85 per cent of the territory of Franz Josef Land is occupied by glaciers. This is the arctic desert climatic zone, where in winter temperatures can drop below –50°C. On average, in January the temperature is –24°C, and in July it warms up to 0°C. Nevertheless, Franz Josef Land cannot be called completely deserted: it is home to both flora and fauna. Most of what grows on the island are mosses and lichens: 167 species of lichens, more than 30 species of liverworts, about 120 species of green mosses and 94 species of mushrooms. There are only 50 species of vascular plants, but in summer, as on Novaya Zemlya, saxifrages, whitlowworts and Arctic poppies bloom. Fauna is represented by 11 species of mammals. First of all, these are polar bears that choose these islands as their second shelter for giving birth and taking care of their offspring, superseded only by Wrangel Island. The waters of the archipelago are inhabited by Atlantic walruses, ringed seals, bearded seals, bowhead whales, white whales and white-beaked dolphins, as well as the rarest marine animal—the narwhal. This sea unicorn has been chosen as the symbol of the Russian Arctic Park. On the islands, there are more than 50 species of birds, mostly seabirds.

The Russian Arctic offers tourists a variety of natural sites and monuments. On Novaya Zemlya, there are bird colonies and a walrus rookery; on the Oran Islands, an icefall in Inostrantsev Bay, the last refuge of V. Barents in Ledyanaya Harbour.
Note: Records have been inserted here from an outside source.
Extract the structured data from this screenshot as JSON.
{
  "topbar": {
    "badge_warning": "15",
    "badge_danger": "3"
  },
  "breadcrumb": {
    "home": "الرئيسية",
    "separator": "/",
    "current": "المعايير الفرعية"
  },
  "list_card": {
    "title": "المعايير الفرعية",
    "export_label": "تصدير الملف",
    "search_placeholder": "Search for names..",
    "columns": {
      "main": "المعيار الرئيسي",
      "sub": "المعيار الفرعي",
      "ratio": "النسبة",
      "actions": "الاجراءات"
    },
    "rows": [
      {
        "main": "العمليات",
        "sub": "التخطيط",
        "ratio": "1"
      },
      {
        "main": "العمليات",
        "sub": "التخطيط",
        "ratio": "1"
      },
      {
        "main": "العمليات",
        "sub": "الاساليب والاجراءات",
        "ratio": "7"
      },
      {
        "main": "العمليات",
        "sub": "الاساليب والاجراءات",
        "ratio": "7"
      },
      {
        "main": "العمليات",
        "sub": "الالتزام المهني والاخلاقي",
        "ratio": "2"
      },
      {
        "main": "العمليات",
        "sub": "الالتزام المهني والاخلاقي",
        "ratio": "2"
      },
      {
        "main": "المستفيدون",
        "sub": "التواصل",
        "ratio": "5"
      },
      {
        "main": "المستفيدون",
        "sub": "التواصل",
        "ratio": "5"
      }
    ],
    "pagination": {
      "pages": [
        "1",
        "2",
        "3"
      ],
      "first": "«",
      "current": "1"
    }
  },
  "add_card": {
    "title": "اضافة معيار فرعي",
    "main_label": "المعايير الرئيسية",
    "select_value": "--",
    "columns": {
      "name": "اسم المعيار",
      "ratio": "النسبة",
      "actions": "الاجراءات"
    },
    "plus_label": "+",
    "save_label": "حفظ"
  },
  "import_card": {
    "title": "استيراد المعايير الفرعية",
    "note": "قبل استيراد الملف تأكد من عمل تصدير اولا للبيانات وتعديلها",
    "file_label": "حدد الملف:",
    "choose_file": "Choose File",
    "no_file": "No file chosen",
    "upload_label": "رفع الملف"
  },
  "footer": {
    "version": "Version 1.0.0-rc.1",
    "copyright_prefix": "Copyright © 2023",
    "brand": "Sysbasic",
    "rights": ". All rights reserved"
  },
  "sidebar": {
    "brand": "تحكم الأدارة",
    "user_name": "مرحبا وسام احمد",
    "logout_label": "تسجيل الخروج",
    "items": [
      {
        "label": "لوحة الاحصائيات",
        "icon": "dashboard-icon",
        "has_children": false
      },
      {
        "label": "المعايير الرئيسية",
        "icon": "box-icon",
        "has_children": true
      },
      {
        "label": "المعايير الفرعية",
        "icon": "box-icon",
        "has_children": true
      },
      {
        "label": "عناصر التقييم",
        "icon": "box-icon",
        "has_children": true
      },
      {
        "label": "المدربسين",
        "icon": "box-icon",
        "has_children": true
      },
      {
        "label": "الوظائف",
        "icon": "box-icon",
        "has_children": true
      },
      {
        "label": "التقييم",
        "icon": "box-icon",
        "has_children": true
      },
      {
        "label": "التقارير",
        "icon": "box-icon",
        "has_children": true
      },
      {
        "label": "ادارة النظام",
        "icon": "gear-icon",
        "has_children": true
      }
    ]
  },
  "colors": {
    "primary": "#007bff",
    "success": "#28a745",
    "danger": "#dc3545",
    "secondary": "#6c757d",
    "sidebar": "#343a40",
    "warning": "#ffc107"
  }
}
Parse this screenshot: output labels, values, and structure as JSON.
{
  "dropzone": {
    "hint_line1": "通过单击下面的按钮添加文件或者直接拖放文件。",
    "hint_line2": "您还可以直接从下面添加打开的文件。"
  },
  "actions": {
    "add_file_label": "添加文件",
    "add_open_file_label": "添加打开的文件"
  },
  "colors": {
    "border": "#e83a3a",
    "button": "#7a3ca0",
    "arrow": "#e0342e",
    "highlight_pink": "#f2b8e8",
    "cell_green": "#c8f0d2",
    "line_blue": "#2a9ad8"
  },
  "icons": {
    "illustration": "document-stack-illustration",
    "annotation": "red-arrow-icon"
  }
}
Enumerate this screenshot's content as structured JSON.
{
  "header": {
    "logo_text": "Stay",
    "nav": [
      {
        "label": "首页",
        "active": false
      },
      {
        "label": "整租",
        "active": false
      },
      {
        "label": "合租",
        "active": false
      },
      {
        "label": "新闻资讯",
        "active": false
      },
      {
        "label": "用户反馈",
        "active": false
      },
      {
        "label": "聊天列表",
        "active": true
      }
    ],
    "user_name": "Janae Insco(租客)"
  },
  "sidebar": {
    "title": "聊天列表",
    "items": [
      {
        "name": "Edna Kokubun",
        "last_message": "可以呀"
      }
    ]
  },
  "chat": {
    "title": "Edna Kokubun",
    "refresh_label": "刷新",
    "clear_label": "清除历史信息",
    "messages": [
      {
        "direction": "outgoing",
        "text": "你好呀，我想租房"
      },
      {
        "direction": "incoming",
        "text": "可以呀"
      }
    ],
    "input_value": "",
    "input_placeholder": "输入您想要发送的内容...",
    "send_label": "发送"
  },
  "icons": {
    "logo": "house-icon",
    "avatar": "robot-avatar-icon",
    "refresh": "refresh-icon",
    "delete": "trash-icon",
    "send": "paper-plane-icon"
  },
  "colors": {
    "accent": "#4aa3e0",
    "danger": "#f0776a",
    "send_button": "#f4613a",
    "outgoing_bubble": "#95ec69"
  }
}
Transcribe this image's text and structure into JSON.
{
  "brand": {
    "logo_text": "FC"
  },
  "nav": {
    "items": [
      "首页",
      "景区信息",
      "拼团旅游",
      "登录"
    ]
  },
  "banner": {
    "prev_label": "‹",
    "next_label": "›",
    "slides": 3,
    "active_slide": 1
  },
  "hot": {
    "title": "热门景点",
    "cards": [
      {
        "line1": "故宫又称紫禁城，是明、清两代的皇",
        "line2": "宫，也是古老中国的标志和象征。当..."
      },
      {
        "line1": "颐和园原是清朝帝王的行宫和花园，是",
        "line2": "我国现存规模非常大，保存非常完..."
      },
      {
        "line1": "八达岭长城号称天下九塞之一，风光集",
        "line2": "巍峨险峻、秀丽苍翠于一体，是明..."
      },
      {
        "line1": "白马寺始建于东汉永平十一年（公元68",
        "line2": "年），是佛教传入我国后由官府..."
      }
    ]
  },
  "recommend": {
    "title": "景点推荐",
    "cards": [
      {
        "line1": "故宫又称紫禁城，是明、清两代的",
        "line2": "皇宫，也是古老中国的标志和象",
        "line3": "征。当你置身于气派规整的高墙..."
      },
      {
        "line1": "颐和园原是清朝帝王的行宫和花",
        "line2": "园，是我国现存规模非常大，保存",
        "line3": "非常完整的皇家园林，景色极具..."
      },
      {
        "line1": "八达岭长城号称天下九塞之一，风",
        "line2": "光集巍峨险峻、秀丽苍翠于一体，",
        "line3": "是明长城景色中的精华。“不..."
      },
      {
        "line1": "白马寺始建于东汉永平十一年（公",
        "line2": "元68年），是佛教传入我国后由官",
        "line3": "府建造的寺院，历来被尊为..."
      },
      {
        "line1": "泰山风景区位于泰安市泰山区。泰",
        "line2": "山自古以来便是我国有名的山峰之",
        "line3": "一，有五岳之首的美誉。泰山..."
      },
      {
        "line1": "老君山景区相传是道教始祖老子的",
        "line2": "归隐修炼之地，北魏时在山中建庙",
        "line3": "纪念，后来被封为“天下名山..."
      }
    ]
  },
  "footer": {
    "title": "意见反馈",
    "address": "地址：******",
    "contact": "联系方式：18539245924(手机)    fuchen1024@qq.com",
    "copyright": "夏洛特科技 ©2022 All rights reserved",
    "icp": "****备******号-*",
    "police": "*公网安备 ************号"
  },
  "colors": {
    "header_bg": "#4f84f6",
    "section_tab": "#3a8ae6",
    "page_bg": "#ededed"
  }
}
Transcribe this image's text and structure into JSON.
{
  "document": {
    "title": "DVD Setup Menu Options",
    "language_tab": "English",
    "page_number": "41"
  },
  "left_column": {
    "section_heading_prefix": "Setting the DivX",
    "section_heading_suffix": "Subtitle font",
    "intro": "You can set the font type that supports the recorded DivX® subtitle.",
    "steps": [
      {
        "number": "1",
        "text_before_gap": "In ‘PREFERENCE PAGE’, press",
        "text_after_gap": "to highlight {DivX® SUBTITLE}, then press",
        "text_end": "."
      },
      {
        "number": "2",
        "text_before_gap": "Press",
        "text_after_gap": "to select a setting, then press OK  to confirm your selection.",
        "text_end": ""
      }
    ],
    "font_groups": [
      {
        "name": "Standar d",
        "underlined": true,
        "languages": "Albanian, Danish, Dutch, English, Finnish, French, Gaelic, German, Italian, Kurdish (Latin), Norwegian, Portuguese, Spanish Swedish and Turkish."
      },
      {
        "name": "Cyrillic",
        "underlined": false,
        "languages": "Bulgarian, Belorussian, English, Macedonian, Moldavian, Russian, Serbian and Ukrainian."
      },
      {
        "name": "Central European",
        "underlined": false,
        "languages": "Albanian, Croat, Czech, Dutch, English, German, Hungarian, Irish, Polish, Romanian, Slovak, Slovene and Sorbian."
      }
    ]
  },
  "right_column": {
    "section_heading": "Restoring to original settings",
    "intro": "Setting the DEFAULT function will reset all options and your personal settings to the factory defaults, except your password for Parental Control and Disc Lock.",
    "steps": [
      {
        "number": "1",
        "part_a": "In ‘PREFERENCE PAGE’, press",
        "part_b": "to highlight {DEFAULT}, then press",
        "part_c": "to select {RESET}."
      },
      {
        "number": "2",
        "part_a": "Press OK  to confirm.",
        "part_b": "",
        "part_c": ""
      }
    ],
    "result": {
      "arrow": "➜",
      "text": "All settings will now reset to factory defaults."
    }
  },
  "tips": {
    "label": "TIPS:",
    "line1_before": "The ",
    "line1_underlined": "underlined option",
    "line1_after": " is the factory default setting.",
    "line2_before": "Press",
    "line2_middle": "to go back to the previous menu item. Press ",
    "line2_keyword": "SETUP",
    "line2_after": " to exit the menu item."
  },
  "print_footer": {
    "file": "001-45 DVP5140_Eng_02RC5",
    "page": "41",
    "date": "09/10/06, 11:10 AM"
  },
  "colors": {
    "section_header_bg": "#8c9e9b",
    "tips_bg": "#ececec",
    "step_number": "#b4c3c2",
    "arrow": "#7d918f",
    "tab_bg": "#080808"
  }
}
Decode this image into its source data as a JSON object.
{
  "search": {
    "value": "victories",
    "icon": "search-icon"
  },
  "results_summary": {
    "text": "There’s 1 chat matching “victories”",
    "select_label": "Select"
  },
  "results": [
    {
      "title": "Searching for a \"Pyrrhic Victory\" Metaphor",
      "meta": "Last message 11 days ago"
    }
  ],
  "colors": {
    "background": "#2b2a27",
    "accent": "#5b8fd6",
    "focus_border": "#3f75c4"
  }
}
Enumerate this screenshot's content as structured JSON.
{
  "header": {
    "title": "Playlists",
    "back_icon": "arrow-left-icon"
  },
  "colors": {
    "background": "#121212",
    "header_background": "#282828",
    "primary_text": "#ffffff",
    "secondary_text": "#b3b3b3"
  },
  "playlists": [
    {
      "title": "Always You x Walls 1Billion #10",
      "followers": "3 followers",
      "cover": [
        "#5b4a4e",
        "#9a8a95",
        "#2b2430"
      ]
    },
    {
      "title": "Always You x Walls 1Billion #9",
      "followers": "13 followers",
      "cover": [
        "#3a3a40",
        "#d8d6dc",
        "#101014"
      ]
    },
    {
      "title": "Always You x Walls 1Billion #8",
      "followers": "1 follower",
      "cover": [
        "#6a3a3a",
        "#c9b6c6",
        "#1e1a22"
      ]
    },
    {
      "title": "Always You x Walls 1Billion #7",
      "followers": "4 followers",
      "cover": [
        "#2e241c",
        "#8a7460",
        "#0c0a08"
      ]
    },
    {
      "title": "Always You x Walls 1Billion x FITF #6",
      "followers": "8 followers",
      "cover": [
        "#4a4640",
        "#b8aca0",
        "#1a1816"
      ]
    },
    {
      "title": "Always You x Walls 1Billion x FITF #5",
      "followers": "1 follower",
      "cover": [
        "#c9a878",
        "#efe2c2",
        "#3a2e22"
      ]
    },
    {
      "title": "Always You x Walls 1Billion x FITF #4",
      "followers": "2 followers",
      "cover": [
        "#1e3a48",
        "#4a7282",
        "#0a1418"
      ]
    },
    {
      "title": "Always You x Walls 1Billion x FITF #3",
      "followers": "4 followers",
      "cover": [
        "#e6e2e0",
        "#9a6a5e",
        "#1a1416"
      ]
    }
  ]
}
Franz Josef Land includes Champ Island with its famous spherulites (round stones of different sizes), Hall Island with the outcrops of Cape Tegetthoff, and Cape Flora on the Northbrook Islands with its rich vegetation, unexpected at these high latitudes. Another beautiful place is Tikhaya Bay and Rubini Rock, which house a huge colony of seabirds. On Hooker Island and Heiss Island, there are the northernmost post offices in the world. Tourists arriving on cruise ships can send home a postcard from the nearest possible point to the Pole.

The main type of tourism in the Russian Arctic is expedition cruise tours in the summer, from June to September: Arctic cruises in the waters of the Franz Josef Land archipelago and cruises to the North Pole with a visit to the territory of the national park. Information about the organisers of such cruises and all the details about the tours can be found on the official website of the Russian Arctic, in the Tourism: for Visitors section.